The critical role of the zinc transporter Zip2 (SLC39A2) in ischemia/reperfusion injury in mouse hearts

Abstract Although zinc homeostasis has been demonstrated to play a role in myocardial ischemia/reperfusion (I/R) injury, the roles of zinc transporters that are critical for zinc homeostasis in I/R injury are poorly understood. The purpose of this study was to test if Zip2, an important zinc importer, plays a role in I/R injury in mouse hearts and explore the mechanism by which Zip2 expression is regulated.

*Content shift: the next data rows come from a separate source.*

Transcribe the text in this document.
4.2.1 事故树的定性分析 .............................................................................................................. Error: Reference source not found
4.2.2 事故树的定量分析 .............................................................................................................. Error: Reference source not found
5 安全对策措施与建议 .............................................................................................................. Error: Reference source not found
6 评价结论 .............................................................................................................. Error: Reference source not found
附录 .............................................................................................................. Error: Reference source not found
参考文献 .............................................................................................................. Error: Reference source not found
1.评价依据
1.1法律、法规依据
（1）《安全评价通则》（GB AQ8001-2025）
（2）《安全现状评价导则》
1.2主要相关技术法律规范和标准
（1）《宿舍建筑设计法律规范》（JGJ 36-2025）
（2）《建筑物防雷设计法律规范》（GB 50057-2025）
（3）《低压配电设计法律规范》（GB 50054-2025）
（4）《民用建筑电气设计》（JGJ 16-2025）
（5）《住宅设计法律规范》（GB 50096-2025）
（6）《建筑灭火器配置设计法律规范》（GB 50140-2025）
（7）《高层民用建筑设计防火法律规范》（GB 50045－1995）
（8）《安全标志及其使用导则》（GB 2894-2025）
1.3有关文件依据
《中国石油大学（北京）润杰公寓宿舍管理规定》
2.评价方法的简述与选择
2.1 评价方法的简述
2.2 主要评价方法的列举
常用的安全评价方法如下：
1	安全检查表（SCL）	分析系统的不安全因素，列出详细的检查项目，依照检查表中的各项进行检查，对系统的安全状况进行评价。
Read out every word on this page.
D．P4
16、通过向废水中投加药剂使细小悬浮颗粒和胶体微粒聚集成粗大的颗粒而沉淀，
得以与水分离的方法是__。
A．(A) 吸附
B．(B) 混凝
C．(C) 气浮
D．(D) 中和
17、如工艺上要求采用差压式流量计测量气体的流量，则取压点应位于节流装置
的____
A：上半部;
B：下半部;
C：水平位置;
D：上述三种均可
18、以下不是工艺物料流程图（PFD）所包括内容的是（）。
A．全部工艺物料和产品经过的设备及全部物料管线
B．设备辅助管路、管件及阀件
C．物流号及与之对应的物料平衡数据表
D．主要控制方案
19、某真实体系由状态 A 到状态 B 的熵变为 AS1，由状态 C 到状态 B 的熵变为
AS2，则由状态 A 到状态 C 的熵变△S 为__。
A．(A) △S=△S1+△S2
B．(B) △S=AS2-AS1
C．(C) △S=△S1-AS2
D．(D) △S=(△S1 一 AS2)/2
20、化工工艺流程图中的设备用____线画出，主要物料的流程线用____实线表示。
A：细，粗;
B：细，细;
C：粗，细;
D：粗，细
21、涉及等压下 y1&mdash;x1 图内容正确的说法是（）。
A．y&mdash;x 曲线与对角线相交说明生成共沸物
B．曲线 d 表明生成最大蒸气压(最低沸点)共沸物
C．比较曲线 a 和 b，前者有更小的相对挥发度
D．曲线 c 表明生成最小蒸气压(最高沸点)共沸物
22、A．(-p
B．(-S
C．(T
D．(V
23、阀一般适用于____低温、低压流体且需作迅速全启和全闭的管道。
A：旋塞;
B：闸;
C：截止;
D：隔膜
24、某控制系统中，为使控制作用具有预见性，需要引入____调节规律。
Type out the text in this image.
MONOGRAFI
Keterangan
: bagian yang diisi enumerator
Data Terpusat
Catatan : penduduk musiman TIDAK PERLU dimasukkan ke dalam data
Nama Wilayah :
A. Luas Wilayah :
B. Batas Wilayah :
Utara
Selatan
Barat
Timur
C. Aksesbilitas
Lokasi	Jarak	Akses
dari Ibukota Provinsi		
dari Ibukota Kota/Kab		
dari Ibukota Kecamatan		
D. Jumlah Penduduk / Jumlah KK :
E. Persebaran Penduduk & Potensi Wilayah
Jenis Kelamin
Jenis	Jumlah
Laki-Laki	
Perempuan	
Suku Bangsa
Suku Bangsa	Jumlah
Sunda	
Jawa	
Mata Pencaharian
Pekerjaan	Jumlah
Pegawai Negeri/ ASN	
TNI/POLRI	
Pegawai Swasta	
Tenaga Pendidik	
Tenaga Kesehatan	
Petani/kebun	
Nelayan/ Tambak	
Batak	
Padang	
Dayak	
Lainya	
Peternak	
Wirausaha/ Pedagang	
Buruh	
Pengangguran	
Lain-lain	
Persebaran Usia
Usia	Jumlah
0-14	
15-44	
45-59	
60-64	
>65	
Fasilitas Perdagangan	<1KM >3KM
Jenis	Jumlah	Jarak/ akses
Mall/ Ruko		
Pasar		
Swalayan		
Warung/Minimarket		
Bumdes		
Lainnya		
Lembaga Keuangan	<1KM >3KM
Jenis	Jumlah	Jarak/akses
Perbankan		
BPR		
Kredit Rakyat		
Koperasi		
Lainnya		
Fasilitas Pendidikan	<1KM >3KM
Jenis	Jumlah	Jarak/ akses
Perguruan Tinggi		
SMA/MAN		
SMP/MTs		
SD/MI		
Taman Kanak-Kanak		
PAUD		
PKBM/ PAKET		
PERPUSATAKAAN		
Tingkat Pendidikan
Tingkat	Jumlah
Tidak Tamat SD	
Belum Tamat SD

Zip2 expression was increased at reperfusion in in vivo mouse hearts, an effect that was abolished by ZnCl 2 , indicating Zip2's attempt to compensate for zinc loss at reperfusion. Further studies showed that upregulation of Zip2 expression was reversed by either pharmacological or genetic inhibition of signal transducers and activators of transcription 3 (STAT3), whereas STAT3 overexpression increased Zip2 expression, indicating that STAT3 accounts for Zip2 upregulation. In support, reperfusion enhanced STAT3 phosphorylation (Tyr 705 ), which was blocked by ZnCl 2 , implying that STAT3 is activated in response to zinc loss. To determine the role of Zip2 in I/R injury, we assessed I/R injury by genetically disrupting Zip2 expression. Knockout of Zip2 genes (Zip2 +/− and Zip2 −/− ) exacerbated I/R injury by increasing infarct size as well as the serum LDH, troponin I (cTnI), and CK-MB activities. In contrast, delivery of Zip2 genes reduced I/R injury. Delivery of STAT3 genes increased STAT3 phosphorylation and reduced I/R injury. However, delivery of the dominant negative STAT3 mutant did not reduce I/R injury. Moreover, delivery of STAT3 genes failed to reduce I/R injury in Zip2 −/− mice. Zip2 upregulated upon reperfusion via STAT3 is cardioprotective and this upregulation may serve as an important intrinsic protective mechanism by which the heart is resistant to I/R injury. The factors involved in the zinc homeostasis (zinc and Zip2) are responsible STAT3 activation and its subsequent cardioprotective action.